A famous function of brokers in traditional finance is not answering the phone when the market crashes. This has various benefits and costs. If you are a customer and the market is going down and you see that and panic and decide to sell everything, you will call your broker, and she will not answer her phone. You will be unable to sell everything. This may protect you from selling at the bottom (though it may make things worse for you if this is not in fact the bottom), and will definitely protect the market from you adding your sales to the general march downward. On the other hand if you bravely decide to step in to buy the dip, your broker’s failure to answer the phone not only costs you money (if you correctly time the bottom) but also prevents you from stepping in to stabilize the market; if brokers don’t answer when buyers call then the crash gets worse.
There is also the issue of margin calls. In general, if you have a trade on using money that you borrowed from your broker, and your broker calls you for more money, and you call her back, she will answer that call, because she does want your money. But in particularly frantic market conditions she may not — because she has too much else going on, or because she has preemptively liquidated your position rather than waiting for you to post more money. And that too may drive the market lower.
Of course this is all old-timey stuff and modern markets are considerably more technically advanced; the role of stabilizing markets by not answering the phone has been taken over by Robinhood having its app and website break (and also not answering the phone). Even that approach feels a bit dated, though, and with the rise of crypto and blockchains and decentralized finance there are new, cutting-edge, cryptographically elegant ways for trading not to work:
Solana, one of the largest blockchain networks, was hit by instability during a turbulent week for cryptocurrencies. …
The issue experienced by validators that use their computing power to help verify the network was caused by excessive duplicate transactions, according to a notice on the Solana website dated Jan. 22. Engineers have released version 1.8.14, which “will attempt to mitigate the worst effects of this issue,” the notice said. It added that more improvements are expected to come out in the next eight to 12 weeks, and many of those features are being “rigorously tested.”

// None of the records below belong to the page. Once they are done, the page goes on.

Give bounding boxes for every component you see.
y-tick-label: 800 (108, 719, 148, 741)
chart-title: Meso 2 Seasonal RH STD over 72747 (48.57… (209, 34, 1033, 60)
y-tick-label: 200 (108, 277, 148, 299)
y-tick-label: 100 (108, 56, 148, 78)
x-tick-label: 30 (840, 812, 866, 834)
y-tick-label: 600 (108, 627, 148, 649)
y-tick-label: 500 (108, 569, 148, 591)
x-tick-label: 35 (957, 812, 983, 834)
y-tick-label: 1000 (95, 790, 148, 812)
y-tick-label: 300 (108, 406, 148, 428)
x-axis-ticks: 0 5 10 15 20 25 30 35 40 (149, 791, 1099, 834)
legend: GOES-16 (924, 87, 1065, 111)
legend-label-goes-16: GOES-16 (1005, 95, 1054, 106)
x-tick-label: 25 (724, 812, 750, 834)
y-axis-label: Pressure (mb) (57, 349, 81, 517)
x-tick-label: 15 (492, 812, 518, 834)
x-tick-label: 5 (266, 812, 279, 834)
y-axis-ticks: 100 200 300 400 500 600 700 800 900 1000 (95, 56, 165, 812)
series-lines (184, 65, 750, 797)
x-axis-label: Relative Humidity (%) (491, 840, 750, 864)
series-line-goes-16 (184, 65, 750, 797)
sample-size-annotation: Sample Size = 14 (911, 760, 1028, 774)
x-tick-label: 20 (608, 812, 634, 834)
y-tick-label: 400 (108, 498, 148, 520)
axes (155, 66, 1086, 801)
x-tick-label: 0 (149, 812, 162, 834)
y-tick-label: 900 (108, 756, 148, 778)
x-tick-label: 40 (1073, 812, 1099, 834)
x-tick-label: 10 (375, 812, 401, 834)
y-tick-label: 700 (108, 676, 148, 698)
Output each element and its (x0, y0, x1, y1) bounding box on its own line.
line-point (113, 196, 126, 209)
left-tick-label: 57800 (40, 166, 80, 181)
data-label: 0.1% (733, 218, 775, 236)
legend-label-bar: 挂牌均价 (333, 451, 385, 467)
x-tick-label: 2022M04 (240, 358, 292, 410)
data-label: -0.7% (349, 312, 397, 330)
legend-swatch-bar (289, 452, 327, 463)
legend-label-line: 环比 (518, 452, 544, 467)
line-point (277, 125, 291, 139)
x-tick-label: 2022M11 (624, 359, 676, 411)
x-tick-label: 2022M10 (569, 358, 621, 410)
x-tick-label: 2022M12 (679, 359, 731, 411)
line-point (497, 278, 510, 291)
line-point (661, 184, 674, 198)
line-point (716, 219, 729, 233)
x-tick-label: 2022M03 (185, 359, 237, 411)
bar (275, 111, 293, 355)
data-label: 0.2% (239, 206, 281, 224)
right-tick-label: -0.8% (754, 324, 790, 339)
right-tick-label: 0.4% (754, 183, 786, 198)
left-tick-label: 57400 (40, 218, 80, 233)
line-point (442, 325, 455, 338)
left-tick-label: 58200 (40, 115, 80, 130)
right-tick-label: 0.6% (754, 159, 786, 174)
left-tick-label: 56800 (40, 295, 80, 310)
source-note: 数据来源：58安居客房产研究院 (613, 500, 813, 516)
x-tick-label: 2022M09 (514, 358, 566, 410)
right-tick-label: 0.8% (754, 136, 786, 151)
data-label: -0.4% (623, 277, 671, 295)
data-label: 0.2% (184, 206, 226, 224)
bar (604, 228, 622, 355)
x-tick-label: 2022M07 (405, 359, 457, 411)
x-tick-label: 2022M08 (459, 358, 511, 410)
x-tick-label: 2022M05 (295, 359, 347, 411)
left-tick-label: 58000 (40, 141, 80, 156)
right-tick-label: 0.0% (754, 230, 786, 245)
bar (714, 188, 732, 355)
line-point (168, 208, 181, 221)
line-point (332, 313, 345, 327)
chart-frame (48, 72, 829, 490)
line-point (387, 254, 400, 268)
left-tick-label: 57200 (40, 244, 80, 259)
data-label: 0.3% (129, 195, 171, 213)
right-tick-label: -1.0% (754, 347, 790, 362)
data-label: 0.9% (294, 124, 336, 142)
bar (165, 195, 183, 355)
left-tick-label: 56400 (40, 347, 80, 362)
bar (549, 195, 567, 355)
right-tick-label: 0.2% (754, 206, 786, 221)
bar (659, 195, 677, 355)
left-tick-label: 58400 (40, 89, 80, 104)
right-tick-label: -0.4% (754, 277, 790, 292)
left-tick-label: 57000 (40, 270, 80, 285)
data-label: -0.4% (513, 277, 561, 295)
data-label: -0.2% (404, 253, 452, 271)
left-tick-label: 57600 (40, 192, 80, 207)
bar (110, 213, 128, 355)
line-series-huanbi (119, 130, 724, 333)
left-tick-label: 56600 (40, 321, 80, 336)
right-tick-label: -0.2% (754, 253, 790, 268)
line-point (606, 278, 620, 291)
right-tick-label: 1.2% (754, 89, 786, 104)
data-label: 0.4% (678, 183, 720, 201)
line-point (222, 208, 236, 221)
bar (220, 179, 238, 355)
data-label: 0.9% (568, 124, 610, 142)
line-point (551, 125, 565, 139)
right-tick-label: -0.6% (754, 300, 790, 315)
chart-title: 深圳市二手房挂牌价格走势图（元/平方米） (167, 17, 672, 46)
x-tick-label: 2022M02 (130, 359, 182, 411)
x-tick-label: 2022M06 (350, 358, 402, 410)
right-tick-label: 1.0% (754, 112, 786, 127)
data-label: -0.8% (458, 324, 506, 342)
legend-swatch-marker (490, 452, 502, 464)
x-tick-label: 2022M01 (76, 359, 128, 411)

“Solana mainnet beta is experiencing high levels of network congestion,” the notice said. “The last 24 hours have shown these systems need to be improved to meet the demands of users, and support the more complex transactions now common on the network.”
And:
Solana’s network logjam has had ramifications across the crypto-ecosystem. Not only does it make it difficult for a retail market participant to, for instance, sell a Solana-based NFT, it also slows down large DeFi traders and forces them to work around the network. “Slows everything down,” one trading executive said.
For large traders moving tens of millions, they have to move activity over-the-counter and agree to settle once the chain is working. “Agree on a price now and settle later… CEXes are still working so you still have price discovery,” an executive at a derivatives trading desk noted.
Others traders complained about not being able to top off a leveraged position in Solana on a decentralized venue — meaning, add to their position before risking liquidation.
Also if you thought this month has been bad for meme stocks, what about meme cryptocurrencies?
Virtual coins made popular by online hype, including Dogecoin and Shiba Inu, were among the biggest losers in weekly value on Friday as crypto majors Bitcoin and Ether slid below key support thresholds.
Dogecoin fell as much as 24% in the most recent seven-day period, tumbling more than 12% on Friday alone to a low of $0.148, according to data from CoinGecko. The meme coin is now down almost 80% from its all-time high, recorded nine months ago ahead of prominent supporter and Tesla Chief Executive Elon Musk’s appearance on “Saturday Night Live.”
Other coins inspired by the shiba inu dog breed, including Shiba Inu and Dogelon, slipped around 18% in the last week. However, outlier Baby Doge rose a fifth in value over the same period.
It is very important for my sanity that I never learn why Baby Doge was up last week, or anything else about Baby Doge.